Medical device distributor Jet Medical Inc has agreed to pay the United States government $200,000 to resolve criminal allegations related to misbranding of a migraine treatment, the Department of Justice (DOJ) has announced.
Jet Medical’s device, the Allevio sphenopalatine ganglion (SPG) nerve block catheter, was intended to treat migraine headaches by blocking the SPG, a small structure of neuronal tissue near the sphenopalatine implicated in orofacial pain.
The DOJ alleges that between April 2014 and April 2019, Jet Medical distributed Allevio devices for this intended use without obtaining approval or clearance from the US Food and Drug Administration (FDA), and did not study the safety and effectiveness of the device when used as intended.
As part of the settlement, the company admitted that it distributed misbranded devices in violation of the Federal Food, Drug, and Cosmetic Act (FD&C Act) and agreed to implement enhanced compliance measures.
“The FDA approval and clearance process serves an important role in ensuring that devices used to treat patients are safe, effective, and medically appropriate. We will not permit companies to circumvent that process and put profits over patient safety,” principal deputy assistant attorney general Brian Boynton, head of the Justice Department’s civil division, said in a statement.

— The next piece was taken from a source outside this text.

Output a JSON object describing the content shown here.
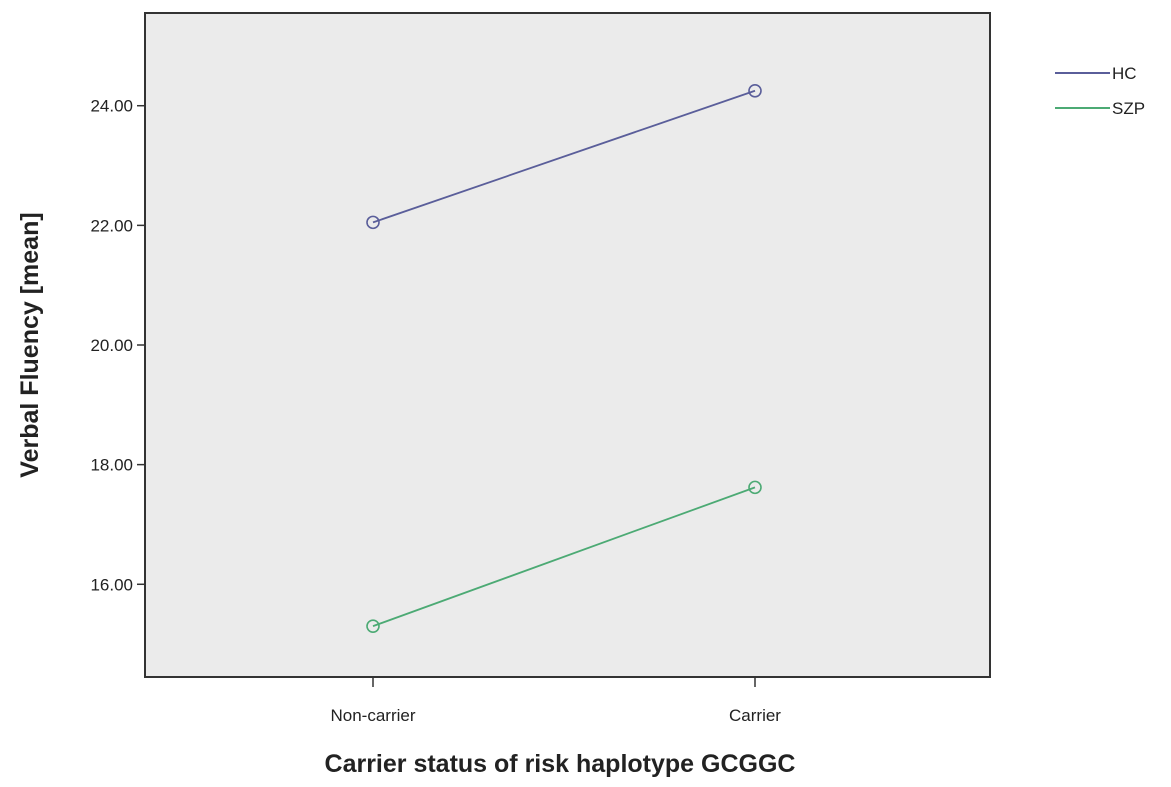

“Device manufacturers who circumvent the proper regulatory path in bringing their products to market endanger patients and put the public health at risk. We will continue to investigate and bring to justice companies that ignore the law and jeopardize the public health,” added Catherine A. Hermsen, assistant commissioner for criminal investigations at the FDA Office of Criminal Investigations.
Civil Settlement From Whistleblower Suit
The resolution also includes a civil settlement with the federal government under the False Claims Act (FCA) totalling $545,133.

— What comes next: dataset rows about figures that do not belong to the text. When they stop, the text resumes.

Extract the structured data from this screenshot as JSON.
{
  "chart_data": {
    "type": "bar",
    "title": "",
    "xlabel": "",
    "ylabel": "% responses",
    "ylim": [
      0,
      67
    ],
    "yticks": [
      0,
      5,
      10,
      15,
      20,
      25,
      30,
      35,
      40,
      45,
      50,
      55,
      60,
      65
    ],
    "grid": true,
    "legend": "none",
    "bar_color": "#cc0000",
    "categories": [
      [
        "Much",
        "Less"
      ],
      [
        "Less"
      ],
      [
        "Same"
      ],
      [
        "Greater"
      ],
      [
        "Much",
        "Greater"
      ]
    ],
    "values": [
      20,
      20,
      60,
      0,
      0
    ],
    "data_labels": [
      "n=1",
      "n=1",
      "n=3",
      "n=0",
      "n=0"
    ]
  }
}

Along with Jet, two related companies — Medical Components Inc. (MedComp) and Martech Medical Products Inc. (Martech) — are parties to the civil settlement.
This settlement resolves allegations in a qui tam (whistleblower) lawsuit that all three companies violated the FCA by causing medical providers to submit false claims to Medicare for procedures using the Allevio device.
The lawsuit alleged the Allevio was not approved or authorized by the FDA for use in SPG nerve blocks for the treatment of headache, and that the procedure was not covered by Medicare.
The suit further alleged that Jet, MedComp, and Martech instructed, coached, and encouraged medical providers to submit improper billing codes to Medicare for reimbursement of services using the Allevio device.